Yale scientist Michael Murrell receives Human Frontier Science Program award

Michael Murrell has been awarded a prestigious Young Investigator Grant from the Human Frontier Science Program (HFSP).

The highly competitive award supports novel collaborations among teams of scientists working in different countries. Murrell, an Assistant Professor of Biomedical Engineering and Physics and faculty member at the Yale Systems Biology Institute, leads the project with collaborators Shiladitya Banerjee, Institute for the Physics of Living Systems, University College London, UK, and Alba Diz-Munoz, European Molecular Biology Laboratory, Heidelberg, Germany.

The three-year funding supports the team to work on a project titled “Molecular control of cortical homeostasis and cell polarization”.

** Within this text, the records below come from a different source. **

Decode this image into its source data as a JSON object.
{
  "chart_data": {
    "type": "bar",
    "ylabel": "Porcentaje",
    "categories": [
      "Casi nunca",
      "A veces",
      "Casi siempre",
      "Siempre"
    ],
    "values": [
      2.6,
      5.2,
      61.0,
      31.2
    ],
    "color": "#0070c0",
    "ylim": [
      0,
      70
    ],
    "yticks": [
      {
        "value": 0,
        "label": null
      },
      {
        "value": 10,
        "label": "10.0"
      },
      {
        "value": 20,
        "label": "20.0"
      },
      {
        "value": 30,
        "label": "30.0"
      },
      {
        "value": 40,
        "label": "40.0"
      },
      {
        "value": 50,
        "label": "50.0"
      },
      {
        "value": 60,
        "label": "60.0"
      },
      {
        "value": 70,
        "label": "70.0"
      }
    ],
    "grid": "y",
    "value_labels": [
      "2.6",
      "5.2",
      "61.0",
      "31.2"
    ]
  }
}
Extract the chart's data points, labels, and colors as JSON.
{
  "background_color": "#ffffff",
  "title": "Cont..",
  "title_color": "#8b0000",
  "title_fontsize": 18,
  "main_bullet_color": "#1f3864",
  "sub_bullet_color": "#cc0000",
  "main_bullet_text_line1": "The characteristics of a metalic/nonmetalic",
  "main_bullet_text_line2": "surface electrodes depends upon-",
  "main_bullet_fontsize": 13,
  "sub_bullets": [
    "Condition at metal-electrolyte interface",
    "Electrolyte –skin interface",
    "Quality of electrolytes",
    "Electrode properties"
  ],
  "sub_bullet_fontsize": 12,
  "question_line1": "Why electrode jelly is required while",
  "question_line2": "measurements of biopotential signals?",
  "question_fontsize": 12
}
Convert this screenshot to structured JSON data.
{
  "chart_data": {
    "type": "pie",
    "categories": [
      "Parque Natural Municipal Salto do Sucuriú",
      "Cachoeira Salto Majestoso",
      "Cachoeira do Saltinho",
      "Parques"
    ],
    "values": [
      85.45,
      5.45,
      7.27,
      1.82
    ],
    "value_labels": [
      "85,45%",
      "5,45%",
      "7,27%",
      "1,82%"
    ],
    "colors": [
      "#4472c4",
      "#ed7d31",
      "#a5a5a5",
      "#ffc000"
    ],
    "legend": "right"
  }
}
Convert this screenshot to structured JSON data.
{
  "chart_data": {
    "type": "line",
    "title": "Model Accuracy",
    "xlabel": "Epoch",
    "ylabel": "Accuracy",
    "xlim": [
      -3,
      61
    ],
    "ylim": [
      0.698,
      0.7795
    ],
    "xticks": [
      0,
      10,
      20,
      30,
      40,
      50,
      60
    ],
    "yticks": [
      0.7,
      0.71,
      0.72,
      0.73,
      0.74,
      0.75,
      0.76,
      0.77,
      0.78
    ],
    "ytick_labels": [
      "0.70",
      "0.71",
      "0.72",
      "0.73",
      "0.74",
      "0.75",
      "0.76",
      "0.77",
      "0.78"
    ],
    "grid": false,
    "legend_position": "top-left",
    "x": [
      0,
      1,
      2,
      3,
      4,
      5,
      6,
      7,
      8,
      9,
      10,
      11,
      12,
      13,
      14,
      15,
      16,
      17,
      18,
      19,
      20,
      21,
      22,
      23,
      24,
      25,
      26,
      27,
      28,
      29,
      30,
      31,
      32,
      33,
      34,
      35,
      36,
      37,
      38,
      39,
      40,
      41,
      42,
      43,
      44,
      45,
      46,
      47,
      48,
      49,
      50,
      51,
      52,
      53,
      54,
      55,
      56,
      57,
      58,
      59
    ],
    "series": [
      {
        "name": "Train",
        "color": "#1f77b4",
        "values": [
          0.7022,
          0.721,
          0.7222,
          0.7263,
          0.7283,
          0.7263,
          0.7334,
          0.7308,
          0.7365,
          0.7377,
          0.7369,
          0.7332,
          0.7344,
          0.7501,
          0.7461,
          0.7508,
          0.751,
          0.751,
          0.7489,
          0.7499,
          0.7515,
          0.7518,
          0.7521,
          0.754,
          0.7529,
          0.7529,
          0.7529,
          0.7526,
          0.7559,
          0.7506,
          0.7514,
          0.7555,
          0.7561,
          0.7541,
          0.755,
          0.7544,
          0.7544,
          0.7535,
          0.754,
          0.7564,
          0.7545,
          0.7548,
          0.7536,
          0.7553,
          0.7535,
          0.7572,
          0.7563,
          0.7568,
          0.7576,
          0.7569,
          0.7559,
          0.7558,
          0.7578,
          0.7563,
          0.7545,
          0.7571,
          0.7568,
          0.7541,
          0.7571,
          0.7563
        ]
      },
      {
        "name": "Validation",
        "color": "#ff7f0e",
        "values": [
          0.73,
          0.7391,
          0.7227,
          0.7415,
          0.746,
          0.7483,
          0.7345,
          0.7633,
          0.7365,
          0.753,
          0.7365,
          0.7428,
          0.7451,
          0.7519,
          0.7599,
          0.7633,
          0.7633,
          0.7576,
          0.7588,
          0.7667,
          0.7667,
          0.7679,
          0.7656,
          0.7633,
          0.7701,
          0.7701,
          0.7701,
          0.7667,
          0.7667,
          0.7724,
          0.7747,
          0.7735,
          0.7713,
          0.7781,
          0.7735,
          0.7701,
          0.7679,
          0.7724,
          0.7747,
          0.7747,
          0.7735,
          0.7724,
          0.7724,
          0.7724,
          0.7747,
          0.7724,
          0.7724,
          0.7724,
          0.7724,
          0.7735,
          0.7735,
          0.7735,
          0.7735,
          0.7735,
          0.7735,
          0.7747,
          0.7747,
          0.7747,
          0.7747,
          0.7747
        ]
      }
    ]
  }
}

Eight Young Investigator Grants and 23 Program Grants were selected from a total of 770 applications. 

Team members are expected to broaden the character of their research compared to their ongoing research programs and interact with expertise that is very different from their own to create novel approaches to problems in fundamental biology. 

Murrell’s research at Yale seeks to understand how cells generate mechanical forces as they move, reproduce or change their shape. To do so, his lab studies the protein-based internal mechanical machinery of the cell - the cytoskeleton - by re-engineering non-living artificial or “biomimetic” cells from scratch to reproduce and model complex behavior.

The HFSP project will investigate the ability of the cytoskeleton to spontaneously change its mechanical properties through the consumption of chemical energy. Probing these changes will help determine whether or not a cell “polarizes”, as it does during essential processes like cell migration, which has applications to the spread of diseases such as cancer.

“I’m delighted and honored to receive this valuable award from the Human Frontier Science Program Award,” said Murrell. “Working in tandem with our international collaborators will enable us to leverage our respective disciplines to answer fundamental questions about cell behavior.”